Уезжая, я рискнула бросить взгляд через плечо на верхние окна. Они были пусты.

Никакого лица в окне. Ни Джослина, ни, слава богу, Бенсона.

Где-то я его уже видела…

Проблема в том, что я никак не могла вспомнить, где именно.

12

Солнце почти село на западе, когда я подъехала к Букшоу.

Отец, ясное дело, будет в ярости. Он требовал, чтобы все мы, без исключения, ни под какими предлогами не опаздывали на ужин, куда требовалось являться прилично одетыми. Теперь же из-за моего запаздывания («запаздывание» — одно из тех длиннющих слов, которыми Даффи любит в меня швыряться) миссис Мюллет придется задержаться, и отец, который отчаянно пытается сократить издержки, уменьшая ее рабочие часы, вынужден будет заплатить ей за переработку.

Но не успела я добраться до ворот Малфорда, как поняла, что дела плохи. На дороге у поворота толпились люди.

Несчастный случай?

Я набрала такую скорость, что мне пришлось тормозить двумя ручными тормозами и уйти вбок с разворотом, чтобы ни в кого не въехать.

Продолжая сидеть верхом на «Глэдис» и поставив ноги на землю, я подобралась ближе. Не могу поверить своим глазам.

Неровным полукругом стояли отец, Фели, Даффи, Доггер и миссис Мюллет. Никто из них и глазом не повел в мою сторону.

Их внимание было сосредоточено на мужчине с водянистыми глазами навыкате, одетом в куртку, которая была ему мала, с тесным целлулоидным воротничком. Он вколачивал в землю табличку.

ПРОДАЕТСЯ — гласили жуткие черные буквы.

БУМ! БУМ! БУМ! — звучал молоток, и каждый удар пронзал мне сердце насквозь.

Букшоу продается! Не могу поверить!

Конечно, были угрозы, и отец уже предупреждал нас, что он проигрывает свою продолжительную битву с государственным департаментом, который он как-то поименовал «Пиявками Его Величества». Но мы как-то всегда справлялись; что-то всегда подворачивалось.

Например, лишь несколько месяцев назад в нашей библиотеке обнаружилось первое издание «Ромео и Джульетты» Шекспира, но поскольку на его титульном листе сплелись инициалы отца и Харриет — в память о его ухаживаниях — отец отказался с ним расстаться.

Актер Десмонд Дункан осаждал его предложениями, одно другого безумнее, но отец отвергал их.

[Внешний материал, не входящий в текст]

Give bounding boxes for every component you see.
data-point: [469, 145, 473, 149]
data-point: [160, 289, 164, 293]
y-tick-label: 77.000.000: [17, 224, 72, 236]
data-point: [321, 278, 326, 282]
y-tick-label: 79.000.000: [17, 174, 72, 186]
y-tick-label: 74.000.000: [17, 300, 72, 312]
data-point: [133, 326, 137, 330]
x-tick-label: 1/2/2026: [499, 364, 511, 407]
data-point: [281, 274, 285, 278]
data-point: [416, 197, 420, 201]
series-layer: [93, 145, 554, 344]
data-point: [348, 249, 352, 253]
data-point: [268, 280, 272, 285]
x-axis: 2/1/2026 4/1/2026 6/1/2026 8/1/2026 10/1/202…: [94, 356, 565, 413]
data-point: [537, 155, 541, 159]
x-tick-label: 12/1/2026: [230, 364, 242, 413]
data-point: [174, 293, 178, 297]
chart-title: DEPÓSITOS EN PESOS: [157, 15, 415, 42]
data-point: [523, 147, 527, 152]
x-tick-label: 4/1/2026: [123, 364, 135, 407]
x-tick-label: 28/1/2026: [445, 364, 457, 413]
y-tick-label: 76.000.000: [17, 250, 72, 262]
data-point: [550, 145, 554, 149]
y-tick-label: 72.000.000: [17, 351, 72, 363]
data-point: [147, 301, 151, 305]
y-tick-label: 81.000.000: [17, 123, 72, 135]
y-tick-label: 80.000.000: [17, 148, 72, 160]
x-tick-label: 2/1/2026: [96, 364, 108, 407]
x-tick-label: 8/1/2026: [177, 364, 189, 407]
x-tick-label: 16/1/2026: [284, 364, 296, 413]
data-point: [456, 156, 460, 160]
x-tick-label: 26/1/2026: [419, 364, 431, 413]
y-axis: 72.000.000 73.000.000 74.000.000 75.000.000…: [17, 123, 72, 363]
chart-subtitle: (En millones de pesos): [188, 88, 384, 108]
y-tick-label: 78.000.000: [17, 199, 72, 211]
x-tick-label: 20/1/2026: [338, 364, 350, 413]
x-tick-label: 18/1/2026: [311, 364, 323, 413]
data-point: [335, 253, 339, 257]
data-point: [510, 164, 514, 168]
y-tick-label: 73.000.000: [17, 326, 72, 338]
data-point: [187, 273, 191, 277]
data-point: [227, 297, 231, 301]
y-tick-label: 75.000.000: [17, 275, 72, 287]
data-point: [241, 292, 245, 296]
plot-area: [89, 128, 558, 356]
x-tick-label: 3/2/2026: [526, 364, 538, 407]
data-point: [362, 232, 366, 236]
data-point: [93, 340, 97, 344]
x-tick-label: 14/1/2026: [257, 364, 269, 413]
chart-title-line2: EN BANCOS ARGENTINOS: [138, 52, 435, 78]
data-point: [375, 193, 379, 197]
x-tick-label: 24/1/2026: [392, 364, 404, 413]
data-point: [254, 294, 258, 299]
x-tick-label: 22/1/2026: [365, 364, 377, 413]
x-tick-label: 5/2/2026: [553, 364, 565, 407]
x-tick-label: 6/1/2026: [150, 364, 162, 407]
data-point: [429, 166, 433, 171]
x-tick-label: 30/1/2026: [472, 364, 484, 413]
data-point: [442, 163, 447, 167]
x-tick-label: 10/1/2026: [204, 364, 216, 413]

Потом Дункан заручился поддержкой Британского музея, и отцу предложили столько, что за эти деньги, вероятно, можно было бы купить весь Стратфорд-на-Эйвоне до последнего лебедя.

Но отец был непоколебим.

А теперь вот до чего дошло.

Временами мне хотелось встряхнуть отца, схватить его за лацканы пиджака и трясти, пока перья не полетят, а потом прокричать в лицо: «Ты — упрямый глупец!»

Однако через некоторое время разум возвращался в мою бурлящую голову, и я понимала, до чего же мы с ним похожи и что именно этим отец больше всего меня и злил, тем, что вел себя точно так же, как и я.

Возможно, это глупо, но так оно и есть.

И вот мы стоим на дороге, словно неотесанная деревенщина на ярмарке, и глазеем, как незнакомец вколачивает табличку в землю наших предков.

Только увидев всю свою семью в полном составе здесь, у ворот Малфорда, находящихся достаточно далеко от дома, и поняв, что они пришли сюда, чтобы собственными глазами увидеть, как судебный пристав на законных основаниях отбирает у нас Букшоу, нашу землю, я вдруг остро осознала всю серьезность ситуации.

В первый раз на моей памяти мы действительно были вместе.